In a major advance for the understanding of insect invasions, a special issue in the journal Biological Invasions was published in 2016 (Guest editors: postdoctoral fellow Matt Hill, together with Prof. Dave Richardson (C.I.B) , Prof. John Terblanche and Prof. Susana Clusella-Trullas (Dept of Botany and Zoology). A collection of 13 articles from a diverse group of national and international scientists working across different aspects of entomological and biological invasions highlights what makes insect invasions unique and where future research efforts should be focused.
Prof. John Terblanche successfully completed a Canada-Africa Research Exchange Grant with Prof. Phil Matthews at the University of British Columbia which examined how insect’s sense and respond to ambient atmospheric gases (CO2, O2) by means of respiratory chemoreceptors. The exchange culminated in producing an authorative review on the evolution of insect respiratory gas exchange published in Advances in Insect Physiology . Read more here
Older lab news
Maddie’s first paper from her post-doc, a microclimate model for bollworm, has now been published in Austral Entomology. Click here for a link to the paper
Elsje’s paper on developmental temperature impacts on adult water balance in Eldana has just been published in the Journal of Insect Physiology. Click here for a link to the paper
Elsje Kleynhans’ paper on evolved variation of chill coma onset temperature among Eldana populations has just been published in the Journal of Evolutionary Biology. Click here for the link to the article
Leigh Boardman had a paper published on heat shock proteins in sub-Antarctic marine invertebrates with Susana’s research group. – Read more here
Matt Hill’s (slightly controversial) paper on Bactrocera invadens and niche overlap among Bactrocera species has just been published. The article is freely available here.
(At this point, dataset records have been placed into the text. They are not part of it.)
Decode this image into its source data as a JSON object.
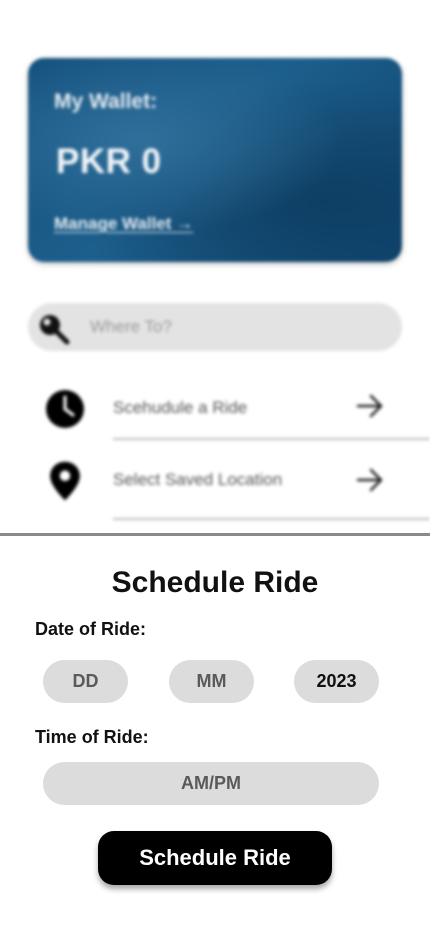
{
  "wallet": {
    "label": "My Wallet:",
    "amount": "PKR 0",
    "manage_link": "Manage Wallet →"
  },
  "search": {
    "placeholder": "Where To?"
  },
  "menu": {
    "items": [
      {
        "label": "Scehudule a Ride",
        "icon": "clock-icon"
      },
      {
        "label": "Select Saved Location",
        "icon": "location-pin-icon"
      }
    ]
  },
  "schedule": {
    "title": "Schedule Ride",
    "date_label": "Date of Ride:",
    "day_placeholder": "DD",
    "month_placeholder": "MM",
    "year_value": "2023",
    "time_label": "Time of Ride:",
    "time_placeholder": "AM/PM",
    "submit_label": "Schedule Ride"
  },
  "colors": {
    "wallet_card": "#1d5f8c",
    "button": "#000000",
    "pill": "#dcdcdc"
  }
}
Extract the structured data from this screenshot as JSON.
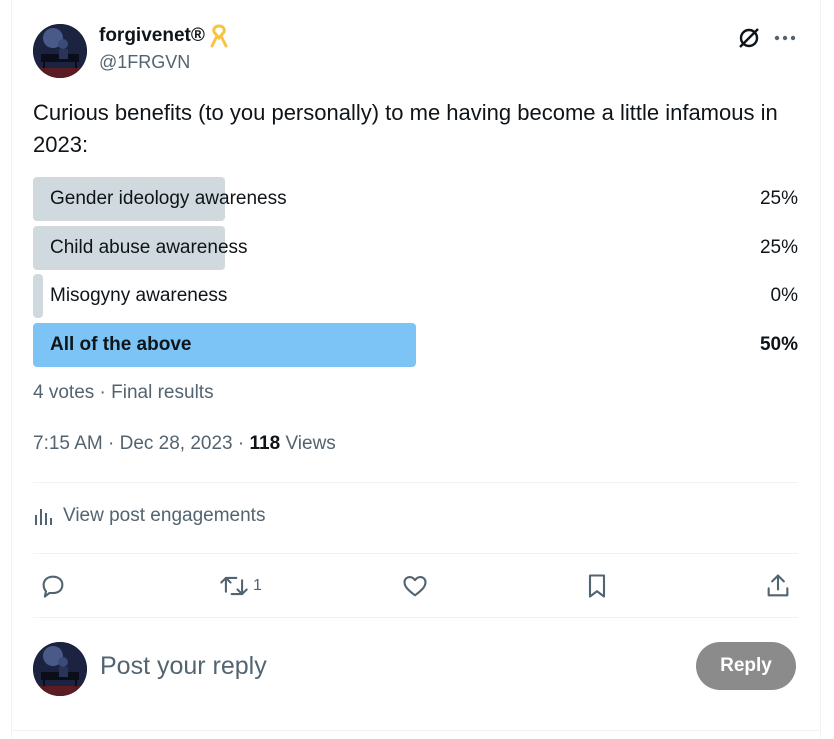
{
  "author": {
    "display_name": "forgivenet®",
    "handle": "@1FRGVN",
    "avatar_icon": "pianist-avatar-icon",
    "badge_icon": "yellow-ribbon-icon"
  },
  "tweet": {
    "text": "Curious benefits (to you personally) to me having become a little infamous in 2023:"
  },
  "poll": {
    "options": [
      {
        "label": "Gender ideology awareness",
        "percent_label": "25%",
        "percent": 25,
        "winner": false
      },
      {
        "label": "Child abuse awareness",
        "percent_label": "25%",
        "percent": 25,
        "winner": false
      },
      {
        "label": "Misogyny awareness",
        "percent_label": "0%",
        "percent": 0,
        "winner": false
      },
      {
        "label": "All of the above",
        "percent_label": "50%",
        "percent": 50,
        "winner": true
      }
    ],
    "meta": "4 votes · Final results"
  },
  "timestamp": {
    "time": "7:15 AM · Dec 28, 2023 · ",
    "views_count": "118",
    "views_label": " Views"
  },
  "engagements": {
    "label": "View post engagements",
    "icon": "bar-chart-icon"
  },
  "actions": {
    "reply_icon": "speech-bubble-icon",
    "retweet_icon": "retweet-icon",
    "retweet_count": "1",
    "like_icon": "heart-icon",
    "bookmark_icon": "bookmark-icon",
    "share_icon": "share-upload-icon"
  },
  "reply": {
    "placeholder": "Post your reply",
    "button_label": "Reply"
  },
  "colors": {
    "poll_fill": "#cfd9de",
    "poll_winner_fill": "#7cc4f5",
    "secondary_text": "#536471",
    "reply_button": "#8b8b8b"
  }
}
Well done to Elsje Kleynhans for having two papers published this past week – one from her Master’s research on tsetse and environmental variability and the role of phenotypic plasticity and the other from her PhD research on Eldana stalk borers which examines host-plant effects on thermal tolerance.
The APE and CLIME labs did a great weekend away at Landroskop Hut in early December 2013.
Congratulations (and welcome) to Vernon Steyn who joins the lab to work with Kate Mitchell and I on dispersal genetics of invasive fruit flies. Vernon also won double funding from the CIB and NRF for his project.
Congratulations to Dr Matt Hill for securing a prestigious CIB post-doc scholarship to re-focus his research more on invasions and insects.